A lot of people complain about the quality of many of the priests we have today (pray more) but God must have wondered what He had started when He looked at the quality of the first priests! Adam blew it and gets shut out of the Garden and then we get Cain and Abel.

As first born son Cain would have had a special role as priest in the family-but Cain had ideas of his own it seems. We get the impression from Scripture that Eve thought Cain was the promised one and spoiled him a bit. Abel was less loved it appears. Then they grow to be priests and come to make their sacrifices. According to Jewish tradition these sacrifices were for their brides as they entered married life. Again we see the role of priest is to sacrifice to God for his bride.

In the offered sacrifices we see the symbols of bread and the lamb; Abel offers the unblemished lamb and Cain just offers some grain -but not the best. St Francis of Assisi made sure that the churches he had anything to do with had the most beautiful adornment and chalices of gold and precious stone. Only the best is good enough for God he reminded the people. Mother Angelica followed the same principle when she built her beautiful church with all the best materials she could find.

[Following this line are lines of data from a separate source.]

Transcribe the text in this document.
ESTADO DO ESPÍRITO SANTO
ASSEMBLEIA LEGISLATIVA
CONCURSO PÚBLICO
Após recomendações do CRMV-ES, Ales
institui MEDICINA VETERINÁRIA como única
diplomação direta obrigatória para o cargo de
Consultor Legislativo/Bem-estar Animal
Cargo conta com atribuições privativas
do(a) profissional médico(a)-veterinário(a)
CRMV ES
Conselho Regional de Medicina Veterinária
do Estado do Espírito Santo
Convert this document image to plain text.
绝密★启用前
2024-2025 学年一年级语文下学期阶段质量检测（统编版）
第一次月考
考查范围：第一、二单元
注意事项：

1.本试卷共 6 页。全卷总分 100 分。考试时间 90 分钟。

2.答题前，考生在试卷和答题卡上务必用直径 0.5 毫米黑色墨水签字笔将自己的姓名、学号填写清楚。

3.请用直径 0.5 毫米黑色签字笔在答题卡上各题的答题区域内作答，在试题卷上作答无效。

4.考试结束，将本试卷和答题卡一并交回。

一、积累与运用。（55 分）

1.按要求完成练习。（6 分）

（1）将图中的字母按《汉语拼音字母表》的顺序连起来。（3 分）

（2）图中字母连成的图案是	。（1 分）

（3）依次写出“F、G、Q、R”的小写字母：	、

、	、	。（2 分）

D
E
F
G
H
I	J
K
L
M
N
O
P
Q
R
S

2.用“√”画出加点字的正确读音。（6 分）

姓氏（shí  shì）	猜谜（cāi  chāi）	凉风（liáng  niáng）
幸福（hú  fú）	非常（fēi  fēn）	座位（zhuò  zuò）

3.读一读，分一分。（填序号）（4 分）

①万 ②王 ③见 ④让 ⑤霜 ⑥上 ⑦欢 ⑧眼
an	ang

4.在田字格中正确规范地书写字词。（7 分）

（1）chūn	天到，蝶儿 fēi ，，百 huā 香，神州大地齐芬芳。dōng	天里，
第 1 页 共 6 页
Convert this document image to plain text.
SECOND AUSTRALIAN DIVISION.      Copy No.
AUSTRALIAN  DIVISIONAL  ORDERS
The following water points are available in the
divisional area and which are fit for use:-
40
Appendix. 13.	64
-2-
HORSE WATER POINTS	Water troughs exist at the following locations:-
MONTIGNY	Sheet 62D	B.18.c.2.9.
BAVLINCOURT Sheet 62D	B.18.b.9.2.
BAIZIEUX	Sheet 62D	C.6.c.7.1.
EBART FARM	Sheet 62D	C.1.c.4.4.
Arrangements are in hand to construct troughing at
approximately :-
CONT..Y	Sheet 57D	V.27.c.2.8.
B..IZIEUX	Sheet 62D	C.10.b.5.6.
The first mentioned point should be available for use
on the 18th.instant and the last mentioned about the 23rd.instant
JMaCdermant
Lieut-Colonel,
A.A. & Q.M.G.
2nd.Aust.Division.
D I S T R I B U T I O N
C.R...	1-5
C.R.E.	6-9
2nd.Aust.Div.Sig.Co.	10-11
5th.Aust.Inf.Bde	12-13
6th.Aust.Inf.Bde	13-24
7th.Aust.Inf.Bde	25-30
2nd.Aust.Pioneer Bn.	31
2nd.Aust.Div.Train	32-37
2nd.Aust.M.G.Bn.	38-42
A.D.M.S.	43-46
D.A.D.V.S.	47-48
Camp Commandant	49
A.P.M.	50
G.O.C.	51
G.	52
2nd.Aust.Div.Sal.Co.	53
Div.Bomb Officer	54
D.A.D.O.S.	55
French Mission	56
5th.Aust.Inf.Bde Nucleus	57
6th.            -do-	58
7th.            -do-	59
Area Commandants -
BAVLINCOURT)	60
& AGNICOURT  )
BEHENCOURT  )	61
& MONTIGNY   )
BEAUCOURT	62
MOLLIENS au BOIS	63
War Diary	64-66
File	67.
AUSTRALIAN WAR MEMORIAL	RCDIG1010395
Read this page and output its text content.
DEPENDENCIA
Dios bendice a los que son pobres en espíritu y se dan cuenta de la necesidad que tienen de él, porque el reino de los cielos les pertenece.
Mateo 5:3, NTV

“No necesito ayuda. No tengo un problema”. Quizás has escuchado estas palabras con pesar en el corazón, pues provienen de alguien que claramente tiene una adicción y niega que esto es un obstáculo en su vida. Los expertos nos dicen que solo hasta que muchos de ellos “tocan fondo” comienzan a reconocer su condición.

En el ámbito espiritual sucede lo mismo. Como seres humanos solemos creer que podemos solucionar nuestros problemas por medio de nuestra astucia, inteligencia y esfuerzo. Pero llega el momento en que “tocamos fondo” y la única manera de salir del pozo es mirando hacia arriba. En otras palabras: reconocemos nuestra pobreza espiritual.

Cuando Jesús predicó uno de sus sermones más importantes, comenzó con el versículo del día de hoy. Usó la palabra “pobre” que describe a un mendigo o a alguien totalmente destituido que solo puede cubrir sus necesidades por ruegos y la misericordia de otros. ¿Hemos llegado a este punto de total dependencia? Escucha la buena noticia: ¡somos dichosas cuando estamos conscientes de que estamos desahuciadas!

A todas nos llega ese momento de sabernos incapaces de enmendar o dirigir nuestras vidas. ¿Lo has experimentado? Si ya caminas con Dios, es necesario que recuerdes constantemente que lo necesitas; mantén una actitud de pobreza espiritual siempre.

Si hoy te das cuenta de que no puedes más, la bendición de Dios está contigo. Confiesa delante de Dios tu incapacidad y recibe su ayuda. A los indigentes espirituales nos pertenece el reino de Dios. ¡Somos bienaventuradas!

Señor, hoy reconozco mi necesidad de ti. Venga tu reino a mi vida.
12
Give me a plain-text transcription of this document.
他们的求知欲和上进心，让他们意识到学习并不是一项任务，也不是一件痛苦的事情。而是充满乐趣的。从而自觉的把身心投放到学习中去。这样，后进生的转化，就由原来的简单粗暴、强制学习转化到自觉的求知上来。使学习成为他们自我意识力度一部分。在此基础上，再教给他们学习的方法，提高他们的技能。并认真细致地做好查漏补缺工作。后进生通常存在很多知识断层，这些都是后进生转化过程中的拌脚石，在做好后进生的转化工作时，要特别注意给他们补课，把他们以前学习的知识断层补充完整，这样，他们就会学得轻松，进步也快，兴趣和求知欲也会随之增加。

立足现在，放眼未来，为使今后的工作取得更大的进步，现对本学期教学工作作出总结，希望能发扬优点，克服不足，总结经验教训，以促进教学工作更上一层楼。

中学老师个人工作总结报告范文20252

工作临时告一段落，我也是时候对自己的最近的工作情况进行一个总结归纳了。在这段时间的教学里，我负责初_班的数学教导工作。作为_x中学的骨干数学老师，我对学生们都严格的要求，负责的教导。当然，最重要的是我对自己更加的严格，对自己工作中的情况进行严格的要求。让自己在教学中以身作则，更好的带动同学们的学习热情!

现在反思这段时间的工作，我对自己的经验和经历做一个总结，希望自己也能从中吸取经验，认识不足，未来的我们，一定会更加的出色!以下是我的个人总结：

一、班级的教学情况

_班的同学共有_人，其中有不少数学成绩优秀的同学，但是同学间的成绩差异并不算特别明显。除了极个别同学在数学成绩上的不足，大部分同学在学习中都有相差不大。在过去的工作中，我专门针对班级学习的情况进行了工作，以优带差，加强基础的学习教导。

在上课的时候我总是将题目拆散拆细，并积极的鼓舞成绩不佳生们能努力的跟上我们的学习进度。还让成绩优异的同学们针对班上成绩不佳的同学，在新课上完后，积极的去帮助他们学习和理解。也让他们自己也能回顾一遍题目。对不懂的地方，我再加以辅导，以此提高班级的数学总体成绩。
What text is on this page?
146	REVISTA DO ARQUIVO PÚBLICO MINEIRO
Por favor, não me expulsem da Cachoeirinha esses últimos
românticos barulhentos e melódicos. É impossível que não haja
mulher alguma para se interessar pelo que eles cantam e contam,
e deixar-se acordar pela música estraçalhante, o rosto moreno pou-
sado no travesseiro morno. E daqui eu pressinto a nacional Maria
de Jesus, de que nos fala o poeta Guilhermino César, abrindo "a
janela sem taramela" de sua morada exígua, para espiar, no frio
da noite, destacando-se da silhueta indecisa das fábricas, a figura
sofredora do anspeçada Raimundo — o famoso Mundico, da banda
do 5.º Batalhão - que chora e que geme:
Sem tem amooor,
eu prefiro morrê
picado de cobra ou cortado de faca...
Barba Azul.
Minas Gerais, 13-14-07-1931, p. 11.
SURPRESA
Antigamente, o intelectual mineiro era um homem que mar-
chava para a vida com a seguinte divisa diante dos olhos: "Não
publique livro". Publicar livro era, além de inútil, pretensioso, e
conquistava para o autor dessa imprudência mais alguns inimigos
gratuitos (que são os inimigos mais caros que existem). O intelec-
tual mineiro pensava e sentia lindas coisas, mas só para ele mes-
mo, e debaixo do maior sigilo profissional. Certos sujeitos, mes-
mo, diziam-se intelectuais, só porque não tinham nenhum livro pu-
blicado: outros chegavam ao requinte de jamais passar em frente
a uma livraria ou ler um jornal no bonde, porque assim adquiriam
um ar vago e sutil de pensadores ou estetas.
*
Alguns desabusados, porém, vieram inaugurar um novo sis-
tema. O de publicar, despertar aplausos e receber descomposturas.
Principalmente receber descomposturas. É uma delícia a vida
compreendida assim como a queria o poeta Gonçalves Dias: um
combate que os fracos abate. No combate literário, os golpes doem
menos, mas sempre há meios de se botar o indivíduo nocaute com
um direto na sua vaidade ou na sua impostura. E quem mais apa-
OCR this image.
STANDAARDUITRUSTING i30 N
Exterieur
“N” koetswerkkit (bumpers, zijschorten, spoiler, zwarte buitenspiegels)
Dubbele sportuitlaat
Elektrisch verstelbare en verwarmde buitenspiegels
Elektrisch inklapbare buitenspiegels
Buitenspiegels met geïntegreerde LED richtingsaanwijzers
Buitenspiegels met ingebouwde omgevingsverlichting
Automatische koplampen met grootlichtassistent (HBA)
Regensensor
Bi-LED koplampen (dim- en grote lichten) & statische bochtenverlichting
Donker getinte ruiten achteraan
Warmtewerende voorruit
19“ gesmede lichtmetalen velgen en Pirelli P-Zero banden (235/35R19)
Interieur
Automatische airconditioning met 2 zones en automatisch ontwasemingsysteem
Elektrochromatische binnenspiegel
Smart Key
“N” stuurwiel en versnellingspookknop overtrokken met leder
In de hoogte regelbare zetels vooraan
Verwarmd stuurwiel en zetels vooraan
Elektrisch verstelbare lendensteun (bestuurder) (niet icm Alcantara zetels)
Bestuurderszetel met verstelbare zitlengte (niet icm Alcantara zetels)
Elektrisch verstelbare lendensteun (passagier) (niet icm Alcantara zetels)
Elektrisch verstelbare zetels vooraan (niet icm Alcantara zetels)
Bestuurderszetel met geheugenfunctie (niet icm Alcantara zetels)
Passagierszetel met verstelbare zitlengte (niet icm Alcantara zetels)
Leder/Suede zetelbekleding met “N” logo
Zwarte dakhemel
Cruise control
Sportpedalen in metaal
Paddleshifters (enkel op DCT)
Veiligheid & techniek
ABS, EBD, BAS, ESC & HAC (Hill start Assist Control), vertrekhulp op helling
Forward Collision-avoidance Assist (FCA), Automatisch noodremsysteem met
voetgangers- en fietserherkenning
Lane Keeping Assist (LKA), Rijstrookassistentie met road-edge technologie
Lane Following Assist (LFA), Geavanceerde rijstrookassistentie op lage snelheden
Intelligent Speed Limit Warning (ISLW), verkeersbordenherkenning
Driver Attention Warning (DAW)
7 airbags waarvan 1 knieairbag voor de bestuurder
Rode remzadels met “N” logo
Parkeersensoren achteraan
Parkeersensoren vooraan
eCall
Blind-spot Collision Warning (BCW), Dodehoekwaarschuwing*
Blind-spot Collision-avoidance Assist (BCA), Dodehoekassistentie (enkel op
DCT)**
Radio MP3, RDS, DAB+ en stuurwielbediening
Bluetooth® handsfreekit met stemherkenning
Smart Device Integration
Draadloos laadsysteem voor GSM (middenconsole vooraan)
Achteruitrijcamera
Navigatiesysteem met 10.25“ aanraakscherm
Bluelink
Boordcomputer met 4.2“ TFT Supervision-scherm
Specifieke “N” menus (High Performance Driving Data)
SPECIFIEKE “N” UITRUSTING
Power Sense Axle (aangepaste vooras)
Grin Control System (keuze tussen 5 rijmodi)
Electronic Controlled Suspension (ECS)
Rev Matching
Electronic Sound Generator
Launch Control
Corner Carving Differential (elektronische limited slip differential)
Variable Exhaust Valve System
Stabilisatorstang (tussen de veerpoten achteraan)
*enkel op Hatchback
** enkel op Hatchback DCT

Cain didn’t feel the need to give God the best he could which I believe would not only have been an insult to God, but to the bride Cain was supposed to be sacrificing for. God didn’t accept the sacrifice. God did however accept the sacrifice of Abel who understood that both God and his bride deserved the very best he could offer.

Cain was jolly annoyed by all this. He got a bit stroppy and in a fit of envy went and murdered his brother. Now, Scott Hahn reckons there was an element of human sacrifice here and it certainly fits neatly. Cain says spitefully, “So You want the best, I’ll give You the best…” and kills Abel. (The fact that Cain apparently was considered the ‘best’ until this point isn’t lost here either). Cain, having offered the sacrifice takes his wife and has to make a run for it after God tells him he is in big trouble.

God then gives Adam and Eve a new ‘first born’ son Seth and from him the priesthood of father to son continues. God does not give up on the priesthood even though it became very badly corrupt very early on.